I’ve been trying to do more research into the Jataka, and during what little I’ve found I think I’ve noticed an interesting theme! Nikaya/Agama Buddhisms and more specifically, Jataka literature, seems to have an animist theme going on through it. What really catches my attention at this moment is Jataka 316 dealing with the selfless hare.
From what I’ve noticed the Jataka literature in general tend to embody a more “wild” form of Buddhism, with alot of similarities to animistic religions with regards to it’s more “magical” outlook on the path and the role of noble animals/nature spirits.
Do we have examples of potential animism in the Jataka tales or other buddhist scriptures? I would love to do a deep dive on this, I think it’s a fascinating.

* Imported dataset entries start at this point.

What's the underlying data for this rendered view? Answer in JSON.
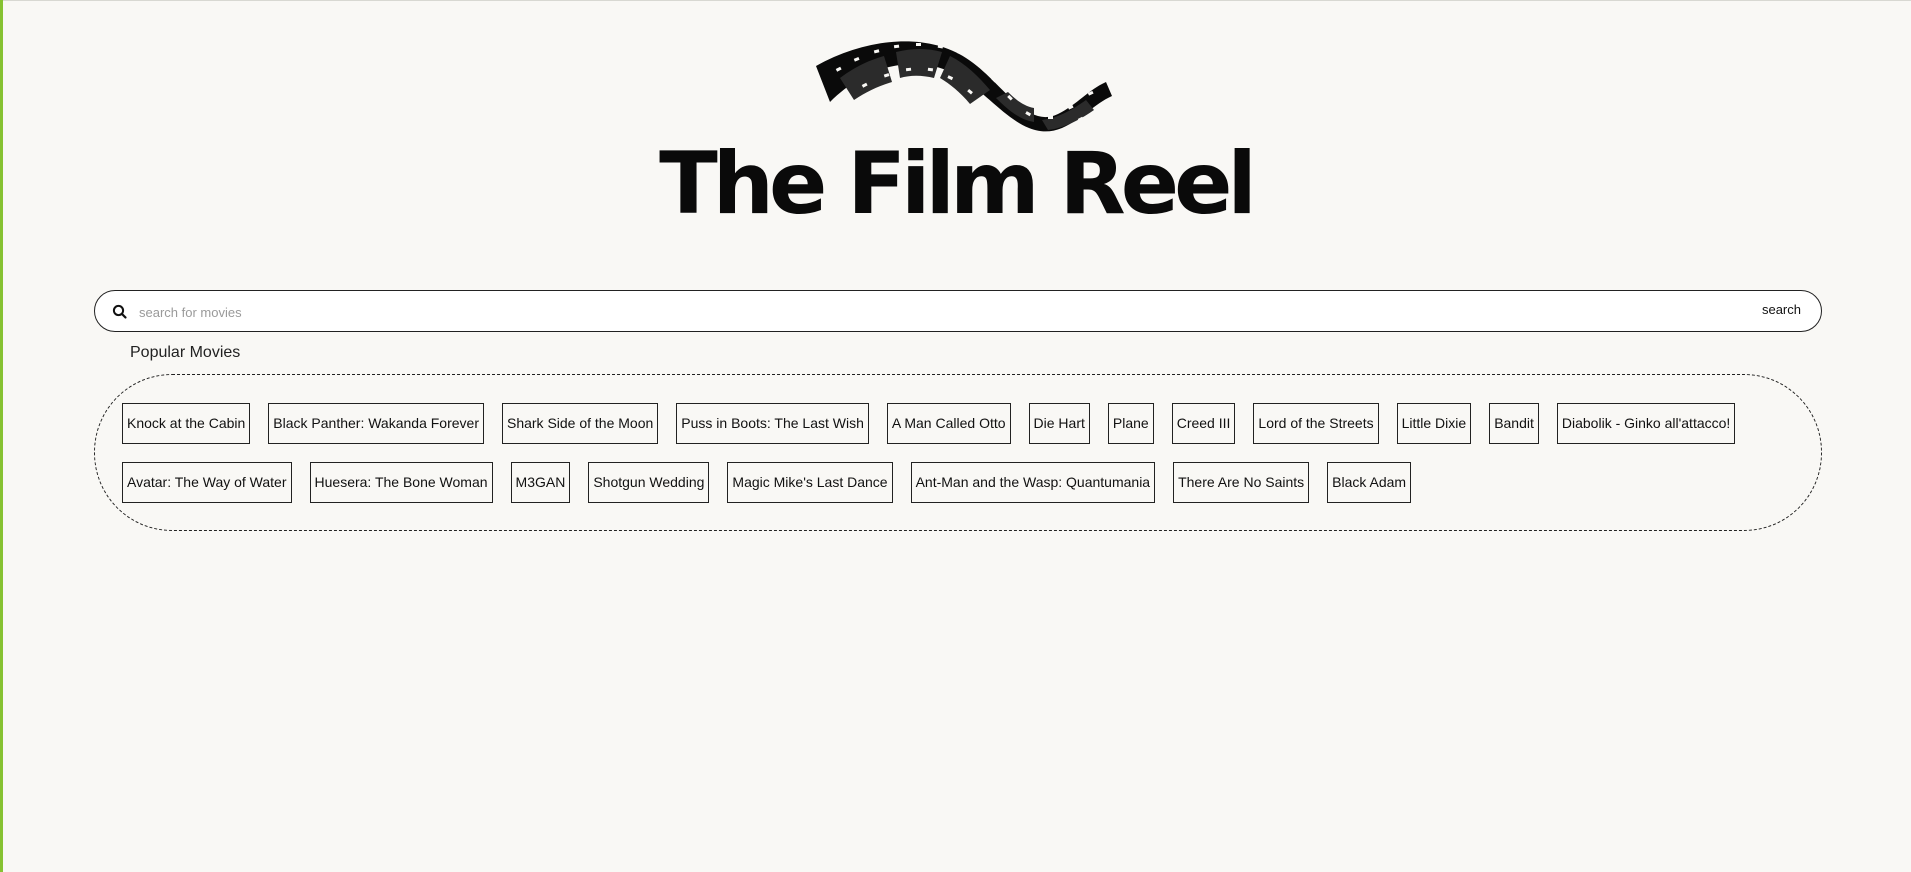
{
  "site": {
    "title": "The Film Reel",
    "accent_color": "#86c232",
    "logo_icon": "film-strip-icon"
  },
  "search": {
    "icon": "search-icon",
    "placeholder": "search for movies",
    "value": "",
    "button_label": "search"
  },
  "popular": {
    "heading": "Popular Movies",
    "movies": [
      "Knock at the Cabin",
      "Black Panther: Wakanda Forever",
      "Shark Side of the Moon",
      "Puss in Boots: The Last Wish",
      "A Man Called Otto",
      "Die Hart",
      "Plane",
      "Creed III",
      "Lord of the Streets",
      "Little Dixie",
      "Bandit",
      "Diabolik - Ginko all'attacco!",
      "Avatar: The Way of Water",
      "Huesera: The Bone Woman",
      "M3GAN",
      "Shotgun Wedding",
      "Magic Mike's Last Dance",
      "Ant-Man and the Wasp: Quantumania",
      "There Are No Saints",
      "Black Adam"
    ]
  }
}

So far as I am aware, the Jataka tales are devoid of a central feature of animistic religions like, say, the roman religion - spirits of objects and places.
To a Roman, objects - most prominently the Legion Eagle Standards - and places, such as lakes or neighborhoods, were regarded as having spirits of their own. It wasn’t just that, say, a spiritual being lived / haunted these places or objects. There was a real sense that the spirits were the spirits of these things.
In Buddhism, by contrast, there are a few mentions of spiritual beings, particularly ghandabbas, “haunting” places, particularly fragrant plants. But there is a clear sense that these are independent, often spontaneously born, beings who just so happen to choose to hang out in places.
In animism, the whole world is spiritually alive. In Buddhism, I believe the mainstream view is that of all the things that can be seen with the mundane eye, only humans and animals are spiritually alive.